Published 25 Oct, 2004 12:00am

CIA transfers detainees out of Iraq, says report

WASHINGTON, Oct 24: The US Justice Department authorized the CIA to transfer detainees out of Iraq for interrogation - a practice that contravenes the Geneva Conventions, the Washington Post reported on Sunday.

The permission, given in a secret memo, would further embarrass the Bush administration which was humiliated across the world over massive abuses of prisoners at Baghdad's Abu Ghraib prison earlier this year.

At the request of the CIA, the Justice Department drafted a confidential memo that authorizes the agency to transfer detainees out of Iraq for interrogation - a practice that international legal specialists say contravenes the Geneva Conventions.

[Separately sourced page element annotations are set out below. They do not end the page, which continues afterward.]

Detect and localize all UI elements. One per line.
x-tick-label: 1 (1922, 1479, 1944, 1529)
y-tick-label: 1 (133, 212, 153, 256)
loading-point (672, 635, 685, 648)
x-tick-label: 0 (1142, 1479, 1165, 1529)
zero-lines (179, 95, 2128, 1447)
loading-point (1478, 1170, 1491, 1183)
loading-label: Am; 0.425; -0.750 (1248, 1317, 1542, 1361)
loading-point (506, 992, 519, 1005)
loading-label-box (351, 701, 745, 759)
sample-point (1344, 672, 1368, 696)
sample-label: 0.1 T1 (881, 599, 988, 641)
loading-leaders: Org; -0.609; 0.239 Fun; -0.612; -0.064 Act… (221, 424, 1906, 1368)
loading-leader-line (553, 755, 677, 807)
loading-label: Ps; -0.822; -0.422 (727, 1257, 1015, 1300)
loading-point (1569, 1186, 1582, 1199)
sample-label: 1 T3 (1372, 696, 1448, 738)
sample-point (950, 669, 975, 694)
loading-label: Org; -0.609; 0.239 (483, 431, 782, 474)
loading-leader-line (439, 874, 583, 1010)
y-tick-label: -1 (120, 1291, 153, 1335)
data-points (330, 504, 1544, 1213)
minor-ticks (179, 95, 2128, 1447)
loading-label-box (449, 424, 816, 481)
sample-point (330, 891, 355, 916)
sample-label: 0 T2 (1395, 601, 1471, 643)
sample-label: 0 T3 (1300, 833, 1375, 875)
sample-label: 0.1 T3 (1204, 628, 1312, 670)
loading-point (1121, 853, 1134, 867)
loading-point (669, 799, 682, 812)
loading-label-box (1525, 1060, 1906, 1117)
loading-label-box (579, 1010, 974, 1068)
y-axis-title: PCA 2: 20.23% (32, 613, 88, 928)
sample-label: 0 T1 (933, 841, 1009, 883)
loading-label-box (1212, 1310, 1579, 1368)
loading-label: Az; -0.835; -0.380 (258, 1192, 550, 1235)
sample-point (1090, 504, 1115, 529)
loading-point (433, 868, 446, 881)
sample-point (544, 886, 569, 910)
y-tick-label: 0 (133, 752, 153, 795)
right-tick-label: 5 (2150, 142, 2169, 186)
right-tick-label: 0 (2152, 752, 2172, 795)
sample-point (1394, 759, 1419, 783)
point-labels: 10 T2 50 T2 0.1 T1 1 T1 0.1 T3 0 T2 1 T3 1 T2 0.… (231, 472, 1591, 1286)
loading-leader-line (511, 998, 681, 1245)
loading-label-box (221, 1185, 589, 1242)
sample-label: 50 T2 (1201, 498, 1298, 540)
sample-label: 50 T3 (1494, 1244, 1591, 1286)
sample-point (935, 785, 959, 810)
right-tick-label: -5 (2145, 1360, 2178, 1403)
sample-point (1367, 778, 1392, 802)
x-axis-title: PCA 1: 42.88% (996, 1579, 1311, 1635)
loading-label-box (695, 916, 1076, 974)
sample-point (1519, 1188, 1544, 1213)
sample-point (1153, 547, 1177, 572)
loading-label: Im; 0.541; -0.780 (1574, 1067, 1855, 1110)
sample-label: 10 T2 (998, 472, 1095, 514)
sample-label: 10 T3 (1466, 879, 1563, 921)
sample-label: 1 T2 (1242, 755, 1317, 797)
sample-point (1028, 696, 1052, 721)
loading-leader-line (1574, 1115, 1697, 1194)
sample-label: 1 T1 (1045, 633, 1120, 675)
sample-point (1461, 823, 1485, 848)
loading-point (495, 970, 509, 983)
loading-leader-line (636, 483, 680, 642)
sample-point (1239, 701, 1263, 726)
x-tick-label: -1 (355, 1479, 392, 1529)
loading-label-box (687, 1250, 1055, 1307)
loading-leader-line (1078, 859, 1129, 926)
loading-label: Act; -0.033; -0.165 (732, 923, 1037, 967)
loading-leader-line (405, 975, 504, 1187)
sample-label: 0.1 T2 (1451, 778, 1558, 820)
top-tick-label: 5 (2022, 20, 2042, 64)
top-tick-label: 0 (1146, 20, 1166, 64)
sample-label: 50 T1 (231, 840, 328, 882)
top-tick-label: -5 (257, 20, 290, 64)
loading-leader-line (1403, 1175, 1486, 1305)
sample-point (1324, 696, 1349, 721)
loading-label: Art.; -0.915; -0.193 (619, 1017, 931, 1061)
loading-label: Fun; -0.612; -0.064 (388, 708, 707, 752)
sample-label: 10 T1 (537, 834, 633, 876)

The report said the CIA used the March draft memo as legal support for secretly transporting as many as a dozen detainees out of Iraq in the last six months. The agency has concealed the detainees from the International Red Cross and other authorities, the report said.

The draft opinion, written by the Justice Department's Office of Legal Counsel and dated March 19, 2004, refers to both Iraqi citizens and foreigners in Iraq, who the memo says are protected by the Geneva Conventions. It permits the CIA to take Iraqis out of the country to be interrogated for a "brief but not indefinite period". It also says the CIA can permanently remove persons deemed to be "illegal aliens" under "local immigration law."

Lawyers, interviewed by the Post, said the US memo contravenes one of the most basic rights of Article 49 of the Fourth Geneva Convention, which protects civilians during wartime and occupation, including insurgents who were not part of Iraq's military.

The treaty prohibits the "individual or mass forcible transfers, as well as deportations of protected persons from occupied territory ... regardless of their motive."

The 1949 treaty notes that a violation of this particular provision constitutes a "grave breach" of the accord, and thus a "war crime" under US federal law, according to a footnote in the Justice Department draft.

During the war in Afghanistan, the US administration ruled that Al Qaeda fighters were not considered "protected persons" under the convention.